Марселина отодвинулась. От ее ласковой шутливости не осталось следа.

— Клэр, сейчас ты солдат, который получил боевое задание, — сказала она. — Ты всегда хотела этого, мечтала об этом. Вспомни своего отца. Он говорил: «Ни слова, ни жеста без разрешения командира». Я требую от тебя такой же дисциплины.

Клэр сидела, низко опустив голову, но даже подбородок ее выражал упрямство, твердое намерение поступать по-своему.

— Сейчас нет места для личных чувств и счетов, — продолжала Мать. — Корасон и Этьенн тоже дали слово ничего не предпринимать в одиночку.

Клэр чуть подняла голову.

— Ты слышишь меня, Клэр? — Мать пристально смотрела на девочку. — Ты обещаешь слушаться?

Клэр тяжело, всей грудью вздохнула.

— Хорошо, Мама, — вымолвила она.

И тихо, с опущенной головой вышла из комнаты.

Через полчаса одна только Мать с Мутоном провожала во дворе «Последнюю надежду». Лолота еще не звонила, грачи еще спали, а гости тоже не подавали признаков жизни. Впрочем, внимательный наблюдатель заметил бы, что одна из ставен во втором этаже чуть-чуть приоткрыта и в узкую, как нож, щель смотрят чьи-то холодные и жадные глаза.

Глаза эти видели, как Корасон сел за руль. Рядом с ним поместился Жюжю, а в кузов грузовика забрались одетые по-дорожному Клэр и Этьенн, который накануне вечером приехал в Гнездо.

Мать посмотрела на небо:

— Будет дождь. Уже сейчас что-то моросит. Возьмите плащи.

— А у нас есть брезент, — откликнулся Корасон. — В случае чего, Клэр и Этьенн смогут закрыться.

Холодные и жадные глаза видели, как Мать поцеловала Клэр и пожала руки мальчикам. Потом «Последняя надежда» немножко пофыркала, словно жеребенок, приготовляющийся к бегу, и выехала из ворот на горное шоссе. Последнее, что видели глаза, была Клэр, которая, улыбаясь, махала Матери косынкой.

Мать оказалась права: не успели отъехать и пяти километров, пошел дождь. Крупные, тяжелые капли посыпались на дно грузовика, быстро пятная все сухое пространство, сливаясь в одно большое пятно. Дорога сразу потемнела, сделалась глянцевитой. Снизу, из долин, начал наплывать туман. Деревья, мох, трава на обочинах — все пило воду, все тяжелело и как-то затихало под серым небом. Машина чуть сбавила ход.

— Ишь, Корасон осторожничает, боится, что занесет на поворотах, — сказал Этьенн.

— Очень правильно. Сейчас дорога скользкая, может и занести, — отозвалась Клэр.

Этьенн засмеялся.

— Какой у тебя нахохленный вид! Настоящая курица!

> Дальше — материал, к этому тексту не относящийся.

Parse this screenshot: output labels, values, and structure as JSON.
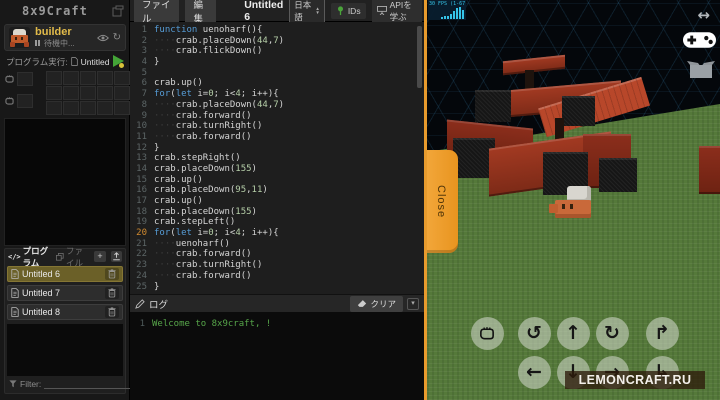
{
  "app": {
    "logo": "8x9Craft"
  },
  "menubar": {
    "file": "ファイル",
    "edit": "編集",
    "title": "Untitled 6",
    "language": "日本語",
    "ids_label": "IDs",
    "api_label": "APIを学ぶ"
  },
  "sidebar": {
    "character": {
      "name": "builder",
      "status": "待機中..."
    },
    "run_label": "プログラム実行:",
    "run_file": "Untitled 6",
    "inventory": {
      "hand_slots": 2,
      "grid_cols": 5,
      "grid_rows": 3
    },
    "tabs": {
      "program": "プログラム",
      "file": "ファイル",
      "program_icon": "</>",
      "add": "+"
    },
    "files": [
      {
        "name": "Untitled 6",
        "selected": true
      },
      {
        "name": "Untitled 7",
        "selected": false
      },
      {
        "name": "Untitled 8",
        "selected": false
      }
    ],
    "filter_label": "Filter:",
    "filter_clear": "×"
  },
  "editor": {
    "active_line": 20,
    "lines": [
      "function uenoharf(){",
      "    crab.placeDown(44,7)",
      "    crab.flickDown()",
      "}",
      "",
      "crab.up()",
      "for(let i=0; i<4; i++){",
      "    crab.placeDown(44,7)",
      "    crab.forward()",
      "    crab.turnRight()",
      "    crab.forward()",
      "}",
      "crab.stepRight()",
      "crab.placeDown(155)",
      "crab.up()",
      "crab.placeDown(95,11)",
      "crab.up()",
      "crab.placeDown(155)",
      "crab.stepLeft()",
      "for(let i=0; i<4; i++){",
      "    uenoharf()",
      "    crab.forward()",
      "    crab.turnRight()",
      "    crab.forward()",
      "}"
    ]
  },
  "log": {
    "title": "ログ",
    "clear_label": "クリア",
    "collapse_glyph": "▾",
    "entries": [
      {
        "n": "1",
        "text": "Welcome to 8x9craft, !"
      }
    ]
  },
  "game": {
    "fps": {
      "text": "30 FPS (1-67)",
      "bars": [
        2,
        3,
        3,
        5,
        8,
        11,
        12,
        9
      ]
    },
    "close_label": "Close",
    "watermark": "LEMONCRAFT.RU",
    "controls": {
      "row1": [
        "hand",
        "↺",
        "↑",
        "↻",
        "↱"
      ],
      "row2": [
        "←",
        "↓",
        "→",
        "↳"
      ]
    },
    "resize_glyph": "↔"
  },
  "colors": {
    "accent_orange": "#E89B2D",
    "selected_file_bg": "#6B6028",
    "log_green": "#57A64A",
    "fps_cyan": "#35C4E8",
    "keyword_blue": "#569CD6",
    "number_green": "#B5CEA8",
    "grass_green": "#55793A",
    "brick_red": "#A33A22"
  }
}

— Ты тоже хорош: без шапки, в одних сандалиях. Совсем цапля на болоте!

— Цапля?! Ха-ха-ха!

— Придется дать тебе мою косынку. Подвинься, Цапля, только не упади. Дай я тебя повяжу.

С самого отъезда из Гнезда Этьенн и Клэр без умолку хохотали и дурачились. Оба ехали стоя, уцепившись руками за верх кабины, потому что на поворотах и виражах машину кренило то в одну, то в другую сторону и кузов подбрасывало. Тогда их тоже подбрасывало, сталкивало, как крокетные шары, они ударялись плечами и, смущенные, принимались смеяться еще сильнее.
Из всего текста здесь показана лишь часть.